Due to a mail-order mix-up, Anchor Bar had surplus chicken wings. Teressa separated them into drumsticks and "flats," created an ad hoc marinade, skipped the breading and started frying. She garnished the plate with a few celery sticks left over from an antipasto platter, and thus altered the course of American history.

Today, celery and wings are recurring costars, appearing in tandem not just at casual dive bars, but also on posher menus. At Beverly Hills' swish Bazaar by José Andrés, heritage boneless Buffalo chicken wings are topped with tiny, precious celery cubes.

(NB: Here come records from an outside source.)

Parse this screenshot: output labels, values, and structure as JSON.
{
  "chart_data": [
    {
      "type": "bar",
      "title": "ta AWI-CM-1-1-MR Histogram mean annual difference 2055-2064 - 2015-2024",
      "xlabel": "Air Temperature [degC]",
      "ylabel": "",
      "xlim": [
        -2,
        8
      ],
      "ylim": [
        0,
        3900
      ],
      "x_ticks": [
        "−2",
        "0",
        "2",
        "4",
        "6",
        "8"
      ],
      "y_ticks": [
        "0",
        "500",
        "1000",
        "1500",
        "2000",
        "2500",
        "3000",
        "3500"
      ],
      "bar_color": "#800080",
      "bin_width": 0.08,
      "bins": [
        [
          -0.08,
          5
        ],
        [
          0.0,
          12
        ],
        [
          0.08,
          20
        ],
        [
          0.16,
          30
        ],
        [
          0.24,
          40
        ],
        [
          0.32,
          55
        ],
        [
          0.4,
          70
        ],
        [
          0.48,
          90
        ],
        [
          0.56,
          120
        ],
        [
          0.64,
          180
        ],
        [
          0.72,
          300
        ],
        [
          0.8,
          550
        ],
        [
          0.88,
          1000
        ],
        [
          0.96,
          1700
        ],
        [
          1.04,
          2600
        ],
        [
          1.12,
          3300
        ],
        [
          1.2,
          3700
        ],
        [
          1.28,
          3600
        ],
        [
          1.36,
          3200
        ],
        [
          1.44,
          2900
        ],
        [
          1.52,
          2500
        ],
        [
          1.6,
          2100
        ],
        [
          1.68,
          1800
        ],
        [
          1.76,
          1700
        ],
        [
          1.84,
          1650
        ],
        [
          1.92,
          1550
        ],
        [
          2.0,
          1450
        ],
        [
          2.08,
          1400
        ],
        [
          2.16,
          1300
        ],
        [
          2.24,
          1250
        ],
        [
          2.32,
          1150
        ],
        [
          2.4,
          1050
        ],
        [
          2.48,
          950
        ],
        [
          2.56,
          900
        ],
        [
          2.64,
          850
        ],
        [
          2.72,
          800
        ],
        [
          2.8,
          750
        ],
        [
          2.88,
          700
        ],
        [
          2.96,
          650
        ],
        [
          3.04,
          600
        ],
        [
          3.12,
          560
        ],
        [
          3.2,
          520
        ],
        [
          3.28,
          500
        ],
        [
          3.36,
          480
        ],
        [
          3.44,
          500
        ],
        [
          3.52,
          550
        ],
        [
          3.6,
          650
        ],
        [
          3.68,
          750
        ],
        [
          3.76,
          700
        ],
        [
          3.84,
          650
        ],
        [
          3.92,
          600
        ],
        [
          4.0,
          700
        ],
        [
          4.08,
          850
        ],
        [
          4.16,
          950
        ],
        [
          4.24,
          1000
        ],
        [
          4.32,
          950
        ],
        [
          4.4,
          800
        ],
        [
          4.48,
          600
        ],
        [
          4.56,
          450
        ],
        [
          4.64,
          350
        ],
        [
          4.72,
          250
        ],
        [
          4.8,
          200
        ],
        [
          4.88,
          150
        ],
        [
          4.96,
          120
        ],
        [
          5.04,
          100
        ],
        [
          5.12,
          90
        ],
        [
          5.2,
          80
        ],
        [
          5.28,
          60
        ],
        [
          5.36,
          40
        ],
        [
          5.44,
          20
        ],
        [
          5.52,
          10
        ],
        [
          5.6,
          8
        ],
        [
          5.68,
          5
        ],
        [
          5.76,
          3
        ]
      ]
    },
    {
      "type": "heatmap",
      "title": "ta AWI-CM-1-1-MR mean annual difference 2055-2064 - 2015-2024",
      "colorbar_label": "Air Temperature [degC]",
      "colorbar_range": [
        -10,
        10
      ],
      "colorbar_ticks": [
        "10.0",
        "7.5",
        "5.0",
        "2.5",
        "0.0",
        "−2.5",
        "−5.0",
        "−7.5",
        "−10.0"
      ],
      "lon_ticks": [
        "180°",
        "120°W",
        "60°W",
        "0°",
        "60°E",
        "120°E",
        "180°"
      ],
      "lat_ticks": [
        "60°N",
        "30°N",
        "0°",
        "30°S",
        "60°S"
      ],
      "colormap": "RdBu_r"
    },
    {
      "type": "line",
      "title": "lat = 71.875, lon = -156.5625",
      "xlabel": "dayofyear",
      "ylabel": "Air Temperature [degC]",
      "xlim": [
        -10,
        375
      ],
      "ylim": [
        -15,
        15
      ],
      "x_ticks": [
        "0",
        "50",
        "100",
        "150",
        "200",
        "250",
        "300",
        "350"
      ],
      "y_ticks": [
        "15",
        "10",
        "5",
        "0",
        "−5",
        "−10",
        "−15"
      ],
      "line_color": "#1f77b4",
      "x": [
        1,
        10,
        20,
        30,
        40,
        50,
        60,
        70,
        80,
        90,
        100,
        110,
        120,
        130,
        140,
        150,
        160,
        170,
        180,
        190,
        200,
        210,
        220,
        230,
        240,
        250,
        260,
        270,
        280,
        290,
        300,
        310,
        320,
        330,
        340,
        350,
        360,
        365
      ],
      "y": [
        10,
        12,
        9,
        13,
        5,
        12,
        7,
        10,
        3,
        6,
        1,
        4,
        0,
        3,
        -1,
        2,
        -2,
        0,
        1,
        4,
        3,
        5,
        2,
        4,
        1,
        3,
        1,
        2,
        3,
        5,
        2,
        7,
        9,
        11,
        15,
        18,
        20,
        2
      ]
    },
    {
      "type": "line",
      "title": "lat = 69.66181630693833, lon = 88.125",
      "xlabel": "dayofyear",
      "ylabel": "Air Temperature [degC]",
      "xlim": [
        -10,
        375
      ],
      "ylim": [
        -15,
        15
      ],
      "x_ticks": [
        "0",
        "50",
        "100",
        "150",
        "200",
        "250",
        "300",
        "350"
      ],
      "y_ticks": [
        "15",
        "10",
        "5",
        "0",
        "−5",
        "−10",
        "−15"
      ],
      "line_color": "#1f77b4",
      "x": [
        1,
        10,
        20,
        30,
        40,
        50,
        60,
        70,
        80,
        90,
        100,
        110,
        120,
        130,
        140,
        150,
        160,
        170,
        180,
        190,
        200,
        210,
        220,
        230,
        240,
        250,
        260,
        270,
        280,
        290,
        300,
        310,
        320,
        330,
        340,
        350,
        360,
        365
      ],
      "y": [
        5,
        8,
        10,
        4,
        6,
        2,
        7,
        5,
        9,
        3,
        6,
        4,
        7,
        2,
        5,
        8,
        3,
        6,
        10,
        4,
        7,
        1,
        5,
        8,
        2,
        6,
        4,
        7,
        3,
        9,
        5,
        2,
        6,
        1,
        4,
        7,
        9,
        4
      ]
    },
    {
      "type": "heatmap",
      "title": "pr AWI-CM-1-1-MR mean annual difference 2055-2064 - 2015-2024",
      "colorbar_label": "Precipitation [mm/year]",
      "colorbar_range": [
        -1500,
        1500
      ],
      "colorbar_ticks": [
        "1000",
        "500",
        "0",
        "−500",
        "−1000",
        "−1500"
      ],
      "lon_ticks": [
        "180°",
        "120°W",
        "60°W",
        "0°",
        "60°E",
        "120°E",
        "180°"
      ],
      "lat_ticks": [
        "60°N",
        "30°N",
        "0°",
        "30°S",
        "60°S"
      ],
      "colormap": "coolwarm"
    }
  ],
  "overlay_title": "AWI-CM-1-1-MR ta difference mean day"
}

Why do they serve celery with wings
Elegant Buffalo wings at the SLS Bevery Hills' Bazaar by José Andrés | Photo: Greg Powers

The pairing persists because it works. Electrolyte-rich celery provides "a nice, crisp-crunchy punch that's a satisfying contrast to warm, fatty" chicken, according to nutritionist and dietician Sidney Fry. Water-packed foods like celery "are easier to digest, [because they] take less heat and energy to burn, which could be perceived as 'cooling,'" Fry adds.

Drew Cerza, founder of the National Buffalo Wing Festival, and a man whose email signature reads "Wing King," offers a pragmatic counterpoint.

"Let's face it, there are a couple of calories in chicken wings," Cerza laughs. "When you eat them with celery, you get to think, I'm doing something good for my body as well."

As anyone who has eyed the shopping cart of someone in the midst of a Whole30 sprint can attest, moderation is not a hallmark of the national diet. Buffalo wings and celery taste like America.